In the first couple of rows at For A Palestinian, you might catch the slight scent of oranges. It’s a painting featuring oranges which draws Wa’el Zuaiter to its artist, Janet, in Rome in the 1960s. Oranges remind him of the sea, he tells her: the sea of his home, of Palestine.
If Wa’el Zuaiter’s known to the audience at all, it’s for being the first assassination in Israel’s Operation Wrath of God, in response to the Munich Massacre in 1972, rather than for his hopes of translating the One Thousand and One Nights. It’s this Wa’el, a poet and lover of art opposed to harming anything, who’s the subject of this play.
The Mossad files on Zuaiter linking him to the terrorist group Black September have never been released: it’s presented as fact in Steven Spielberg’s Munich (2005), written by Tony Kushner, while two years after that, Emily Jacir’s art installation Material for a film which memorialises him was awarded the Venice Biennale’s Golden Lion. Many remain resolute that his death was a mistake.
This dispute isn’t the subject of For A Palestinian. Performer Bilal Hasna and director Aaron Kilercioglu named their play after the book of essays, published by Wa’el Zuaiter’s partner Janet Venn-Brown, after his death. Accordingly, the play is for and about the man himself, and about love: primarily, the dramatised relationship between Janet and Wa’el in Rome, and Wa’el and Hasna’s own longing for a homeland changed, and out of reach.
Hasna has the physicality of an animated film, all on his own: larger than life, the characters seem to step on each others’ toes ceding the space to one other, as he flows between accents, ages and body types. He has broad fun with the national stereotypes of Wa’el’s European friends at his pensione and his wizened old landlady Mariuccia, in an closed-eye grimace. He gives you goosebumps just by hugging himself.

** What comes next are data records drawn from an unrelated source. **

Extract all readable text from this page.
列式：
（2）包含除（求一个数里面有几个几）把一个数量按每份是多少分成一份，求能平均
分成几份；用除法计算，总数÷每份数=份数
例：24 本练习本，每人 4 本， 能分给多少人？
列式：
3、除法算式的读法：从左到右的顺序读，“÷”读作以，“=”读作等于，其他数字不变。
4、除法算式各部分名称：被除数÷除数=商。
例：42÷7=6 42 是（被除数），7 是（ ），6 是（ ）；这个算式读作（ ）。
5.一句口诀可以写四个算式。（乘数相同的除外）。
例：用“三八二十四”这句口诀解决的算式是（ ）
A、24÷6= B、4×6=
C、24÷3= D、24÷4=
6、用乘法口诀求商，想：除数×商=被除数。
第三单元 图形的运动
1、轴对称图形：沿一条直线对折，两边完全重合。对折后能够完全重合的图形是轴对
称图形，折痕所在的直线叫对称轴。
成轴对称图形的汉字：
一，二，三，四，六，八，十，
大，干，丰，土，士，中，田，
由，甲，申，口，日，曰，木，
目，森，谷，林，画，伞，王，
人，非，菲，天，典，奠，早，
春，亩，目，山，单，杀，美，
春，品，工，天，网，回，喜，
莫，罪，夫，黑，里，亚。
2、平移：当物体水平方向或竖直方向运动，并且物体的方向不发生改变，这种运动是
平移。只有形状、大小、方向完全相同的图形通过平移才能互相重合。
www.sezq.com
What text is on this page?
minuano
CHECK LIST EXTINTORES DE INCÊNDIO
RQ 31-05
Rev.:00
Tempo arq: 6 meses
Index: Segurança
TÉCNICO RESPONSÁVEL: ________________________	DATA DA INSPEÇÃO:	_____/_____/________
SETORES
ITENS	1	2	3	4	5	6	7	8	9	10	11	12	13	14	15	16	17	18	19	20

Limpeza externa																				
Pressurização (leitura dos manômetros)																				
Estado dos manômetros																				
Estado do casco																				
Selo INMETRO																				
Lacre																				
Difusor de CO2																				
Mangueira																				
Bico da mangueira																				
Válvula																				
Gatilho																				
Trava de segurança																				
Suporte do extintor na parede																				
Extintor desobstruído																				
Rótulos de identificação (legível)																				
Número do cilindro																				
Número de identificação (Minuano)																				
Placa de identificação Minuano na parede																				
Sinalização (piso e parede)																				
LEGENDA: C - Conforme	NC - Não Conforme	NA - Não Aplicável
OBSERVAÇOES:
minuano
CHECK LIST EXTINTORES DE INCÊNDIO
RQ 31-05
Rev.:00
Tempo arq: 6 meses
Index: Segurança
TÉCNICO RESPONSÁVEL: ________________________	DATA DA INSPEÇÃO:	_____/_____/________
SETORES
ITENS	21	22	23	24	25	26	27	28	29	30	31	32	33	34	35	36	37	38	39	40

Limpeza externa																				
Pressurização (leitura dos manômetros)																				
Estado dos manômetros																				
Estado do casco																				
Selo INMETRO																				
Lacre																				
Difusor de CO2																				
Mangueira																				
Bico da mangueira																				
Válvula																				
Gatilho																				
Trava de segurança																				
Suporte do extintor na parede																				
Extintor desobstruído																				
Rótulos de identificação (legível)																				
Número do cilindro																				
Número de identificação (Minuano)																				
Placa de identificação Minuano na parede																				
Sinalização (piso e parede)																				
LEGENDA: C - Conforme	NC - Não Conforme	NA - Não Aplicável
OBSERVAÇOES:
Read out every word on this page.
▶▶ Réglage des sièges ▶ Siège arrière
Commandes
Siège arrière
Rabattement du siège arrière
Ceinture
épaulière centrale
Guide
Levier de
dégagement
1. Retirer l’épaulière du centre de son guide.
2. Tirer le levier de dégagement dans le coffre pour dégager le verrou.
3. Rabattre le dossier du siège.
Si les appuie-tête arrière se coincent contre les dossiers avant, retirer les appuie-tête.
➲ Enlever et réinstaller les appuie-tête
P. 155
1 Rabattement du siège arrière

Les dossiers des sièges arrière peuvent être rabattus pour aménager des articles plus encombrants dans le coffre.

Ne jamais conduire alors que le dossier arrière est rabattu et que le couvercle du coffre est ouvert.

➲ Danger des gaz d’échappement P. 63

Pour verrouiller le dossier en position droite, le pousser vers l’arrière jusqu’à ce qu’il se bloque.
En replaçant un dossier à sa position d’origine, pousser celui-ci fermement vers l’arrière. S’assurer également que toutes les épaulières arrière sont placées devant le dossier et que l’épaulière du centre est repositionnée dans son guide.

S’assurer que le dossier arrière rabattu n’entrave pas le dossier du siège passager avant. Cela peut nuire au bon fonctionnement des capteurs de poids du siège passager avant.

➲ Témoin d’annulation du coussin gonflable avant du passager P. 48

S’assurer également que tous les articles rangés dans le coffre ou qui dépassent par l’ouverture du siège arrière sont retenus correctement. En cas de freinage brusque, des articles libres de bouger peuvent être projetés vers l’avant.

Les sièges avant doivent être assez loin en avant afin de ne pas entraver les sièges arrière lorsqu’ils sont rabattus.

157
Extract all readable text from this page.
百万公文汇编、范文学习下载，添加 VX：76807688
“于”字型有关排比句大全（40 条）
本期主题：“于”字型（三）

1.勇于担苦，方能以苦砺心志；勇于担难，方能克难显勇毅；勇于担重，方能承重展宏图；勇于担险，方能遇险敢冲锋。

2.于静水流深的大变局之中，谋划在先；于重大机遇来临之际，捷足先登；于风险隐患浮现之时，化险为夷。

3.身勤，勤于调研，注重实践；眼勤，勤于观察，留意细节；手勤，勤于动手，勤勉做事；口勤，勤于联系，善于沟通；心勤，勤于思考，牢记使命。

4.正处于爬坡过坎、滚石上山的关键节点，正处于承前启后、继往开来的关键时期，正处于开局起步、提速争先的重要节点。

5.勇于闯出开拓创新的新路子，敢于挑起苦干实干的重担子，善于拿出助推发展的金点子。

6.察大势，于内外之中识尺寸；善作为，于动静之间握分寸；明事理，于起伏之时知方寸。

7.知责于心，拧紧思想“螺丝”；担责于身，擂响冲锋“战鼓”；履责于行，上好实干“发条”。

Rarely, Hasna stills, and we hear recordings of him with his dad, with a tracked down friend of Wa’el’s, or other members of the team, discussing Wa’el or making the play itself. A calm, sad, and sometimes mischievous score by Holly Khan accompanies him throughout, its moments of harp and flute most memorable.
Hasna’s own background, as a young Palestinian of the diaspora who has never lived there, is an enlivening strand of the play running alongside, coming to the forefront at its close: he’s eager to find similarities between himself and Zuaiter, and notes the deferential treatment he and his family receive travelling to Palestine for a family wedding. The writing is compassionate and forceful throughout, though its end is perhaps slightly extended and over-emphatic. We understand so clearly where Hasna and Kilercioglu are coming from already.
The set design by Jida Akil is like an abstracted sketch of Wa’el’s story – piles and mobiles of orange slices, an orange frame, blue fabric – and contains little secrets. Ros Chase’s lighting is a masterclass in how to light a small space, utterly responsive and choosing colours wisely from a wide palette, not just orange. When she drains that colour away for what feels like the first time, as the Palestine cause loses public sympathy in Italy at the Munich Massacre, the black walls of the Camden People’s Theatre reassert themselves around Hasna hopelessly.
Hasna and Kilercioglu don’t let it end there in that darkness, pulling Wa’el and Hasna’s threads together to make a stab at hope for the future, partially through the telling this story. Clutching the book with the voices of those who made the show around him, Hasna barely seems alone onstage at all.